Project loan securities

Securities backed by a variety of FHA-insured loan types - primarily multi-family
apartment buildings, hospitals, and nursing homes.


Project loans

Usually FHA-insured and HUD-guaranteed mortgages on multiple-family housing complexes,
nursing homes, hospitals, and other development types.


Savings and Loan association

National- or state-chartered institution that accepts savings deposits and
invests the bulk of the funds thus received in mortgages.

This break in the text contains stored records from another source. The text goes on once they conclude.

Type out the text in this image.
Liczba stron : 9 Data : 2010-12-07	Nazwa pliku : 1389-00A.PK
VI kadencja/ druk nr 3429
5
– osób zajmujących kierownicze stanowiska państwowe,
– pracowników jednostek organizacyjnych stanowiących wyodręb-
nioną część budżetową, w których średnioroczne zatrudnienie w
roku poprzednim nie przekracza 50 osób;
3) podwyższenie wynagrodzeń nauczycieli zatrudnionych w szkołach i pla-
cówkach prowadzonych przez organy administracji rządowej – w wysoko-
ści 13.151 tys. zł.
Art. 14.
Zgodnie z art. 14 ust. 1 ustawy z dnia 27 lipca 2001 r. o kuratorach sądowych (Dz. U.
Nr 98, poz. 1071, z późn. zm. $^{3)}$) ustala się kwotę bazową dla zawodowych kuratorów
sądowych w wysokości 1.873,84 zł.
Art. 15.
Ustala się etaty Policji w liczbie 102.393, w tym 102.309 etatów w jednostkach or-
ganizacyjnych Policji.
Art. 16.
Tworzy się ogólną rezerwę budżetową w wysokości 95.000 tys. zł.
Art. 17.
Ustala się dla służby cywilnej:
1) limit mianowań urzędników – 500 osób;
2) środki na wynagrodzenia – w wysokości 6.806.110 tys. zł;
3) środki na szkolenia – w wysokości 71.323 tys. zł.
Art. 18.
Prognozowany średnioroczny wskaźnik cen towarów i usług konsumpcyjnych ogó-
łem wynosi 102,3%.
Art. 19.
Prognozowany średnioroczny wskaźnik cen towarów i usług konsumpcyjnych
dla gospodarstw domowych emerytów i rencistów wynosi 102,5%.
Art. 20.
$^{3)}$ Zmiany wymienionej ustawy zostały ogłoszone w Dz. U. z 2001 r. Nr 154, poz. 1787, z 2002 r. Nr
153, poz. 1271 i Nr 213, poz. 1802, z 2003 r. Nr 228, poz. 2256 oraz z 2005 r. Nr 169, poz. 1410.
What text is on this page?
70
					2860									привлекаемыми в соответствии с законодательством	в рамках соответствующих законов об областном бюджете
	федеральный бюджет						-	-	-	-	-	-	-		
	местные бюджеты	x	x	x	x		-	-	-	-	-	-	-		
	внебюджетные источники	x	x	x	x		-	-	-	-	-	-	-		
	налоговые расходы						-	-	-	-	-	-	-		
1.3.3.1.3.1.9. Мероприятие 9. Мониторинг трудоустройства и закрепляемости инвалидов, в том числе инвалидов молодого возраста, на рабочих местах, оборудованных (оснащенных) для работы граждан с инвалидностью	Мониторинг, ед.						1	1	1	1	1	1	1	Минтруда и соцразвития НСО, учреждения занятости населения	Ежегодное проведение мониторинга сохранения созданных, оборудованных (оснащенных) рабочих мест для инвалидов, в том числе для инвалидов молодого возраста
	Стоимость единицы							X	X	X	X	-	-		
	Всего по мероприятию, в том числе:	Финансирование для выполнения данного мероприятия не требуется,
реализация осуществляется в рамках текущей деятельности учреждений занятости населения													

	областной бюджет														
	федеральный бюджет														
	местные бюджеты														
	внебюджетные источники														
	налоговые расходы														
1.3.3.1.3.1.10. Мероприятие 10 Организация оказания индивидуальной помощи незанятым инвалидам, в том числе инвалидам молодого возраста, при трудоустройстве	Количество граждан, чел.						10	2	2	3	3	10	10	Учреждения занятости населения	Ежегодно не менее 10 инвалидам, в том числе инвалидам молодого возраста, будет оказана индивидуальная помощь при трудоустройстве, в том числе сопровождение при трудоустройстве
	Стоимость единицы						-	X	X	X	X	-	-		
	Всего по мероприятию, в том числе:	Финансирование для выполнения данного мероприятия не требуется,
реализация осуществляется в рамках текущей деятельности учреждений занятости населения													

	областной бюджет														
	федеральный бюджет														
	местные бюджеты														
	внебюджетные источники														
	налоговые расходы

secured loan or line of credit

A lump sum of funds (loan), or a revolving source of credit with a pre-established limit (line of credit), for which the customer must provide collateral.


Self-liquidating loan

loan to finance current assets, The sale of the current assets provides the cash to repay
the loan.


Speculative demand (for money)

The need for cash to take advantage of investment opportunities that may arise.


Term loan

A bank loan, typically with a floating interest rate, for a specified amount that matures in between
one and ten years and requires a specified repayment schedule.


Term Loan

A secured loan made to business concerns for a specific period (normally three to ten years). It is repaid with interest, usually with periodical payments.

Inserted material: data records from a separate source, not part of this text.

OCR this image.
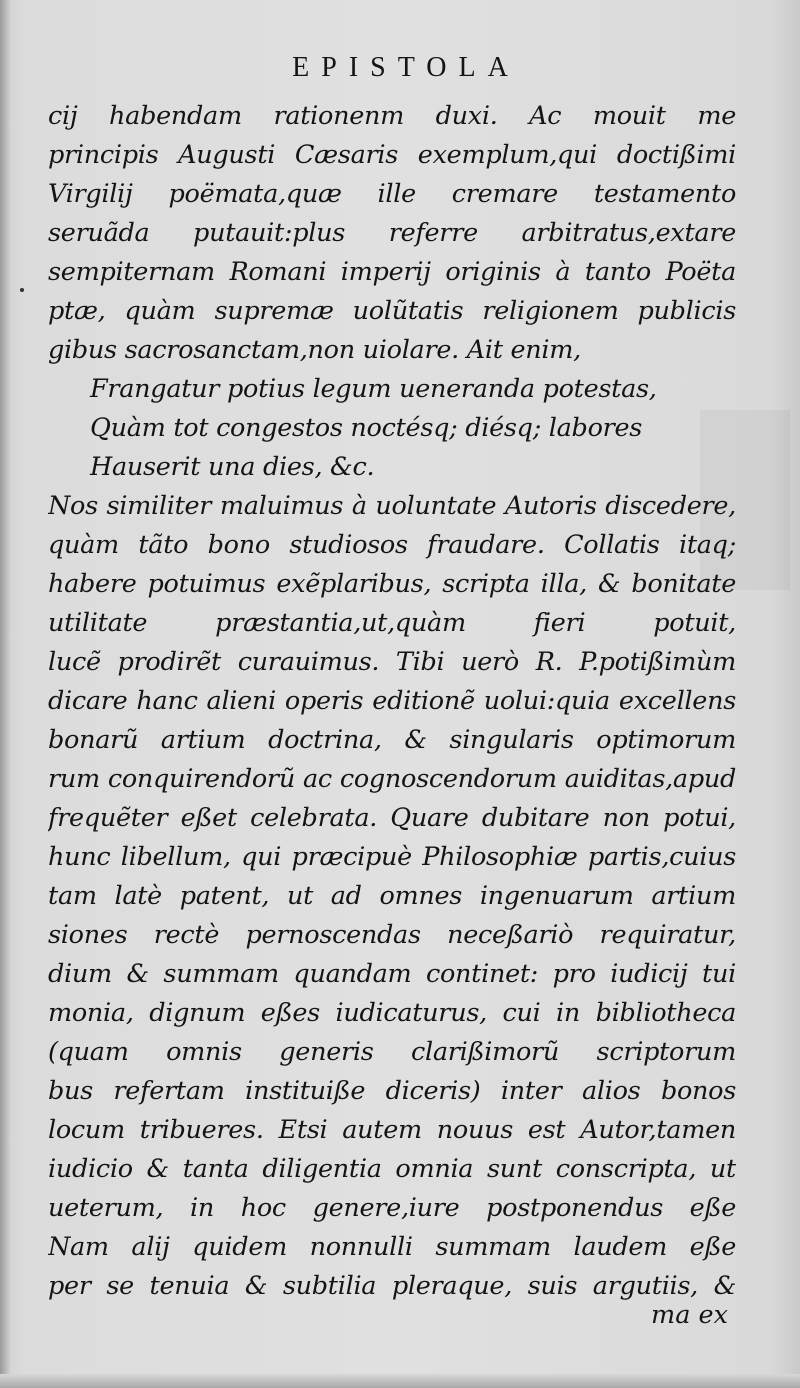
EPISTOLA
cij habendam rationenm duxi. Ac mouit me
principis Augusti Cæsaris exemplum,qui doctißimi
Virgilij poëmata,quæ ille cremare testamento
seruãda putauit:plus referre arbitratus,extare
sempiternam Romani imperij originis à tanto Poëta
ptæ, quàm supremæ uolũtatis religionem publicis
gibus sacrosanctam,non uiolare. Ait enim,
Frangatur potius legum ueneranda potestas,
Quàm tot congestos noctésq; diésq; labores
Hauserit una dies, &c.
Nos similiter maluimus à uoluntate Autoris discedere,
quàm tãto bono studiosos fraudare. Collatis itaq;
habere potuimus exẽplaribus, scripta illa, & bonitate
utilitate præstantia,ut,quàm fieri potuit,
lucẽ prodirẽt curauimus. Tibi uerò R. P.potißimùm
dicare hanc alieni operis editionẽ uolui:quia excellens
bonarũ artium doctrina, & singularis optimorum
rum conquirendorũ ac cognoscendorum auiditas,apud
frequẽter eßet celebrata. Quare dubitare non potui,
hunc libellum, qui præcipuè Philosophiæ partis,cuius
tam latè patent, ut ad omnes ingenuarum artium
siones rectè pernoscendas neceßariò requiratur,
dium & summam quandam continet: pro iudicij tui
monia, dignum eßes iudicaturus, cui in bibliotheca
(quam omnis generis clarißimorũ scriptorum
bus refertam instituiße diceris) inter alios bonos
locum tribueres. Etsi autem nouus est Autor,tamen
iudicio & tanta diligentia omnia sunt conscripta, ut
ueterum, in hoc genere,iure postponendus eße
Nam alij quidem nonnulli summam laudem eße
per se tenuia & subtilia pleraque, suis argutiis, &
ma ex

Transaction demand (for money)

The need to accommodate a firm's expected cash transactions.


Transaction loan

A loan extended by a bank for a specific purpose. In contrast, lines of credit and revolving
credit agreements involve loans that can be used for various purposes.


Variable rate loan

loan made at an interest rate that fluctuates based on a base interest rate such as the
Prime Rate or LIBOR.


Variable rated demand bond (VRDB)

Floating rate bond that can be sold back periodically to the issuer.


Warehouse demand

The demand for a part by an outlying warehouse.


Debt Financing

Raising loan capital through the creation of debt by issuing a form of paper evidencing amounts owed and payable on specified dates or on demand.


Market clearing

Total demand for loans by borrowers equals total supply of loans from lenders. The market,
any market, clears at the equilibrium rate of interest or price.


Zero curve, zero-coupon yield curve

A yield curve for zero-coupon bonds;
zero rates versus maturity dates. Since the maturity and duration (Macaulay
duration) are identical for zeros, the zero curve is a pure depiction of supply/
demand conditions for loanable funds across a continuum of durations and
maturities. Also known as spot curve or spot yield curve.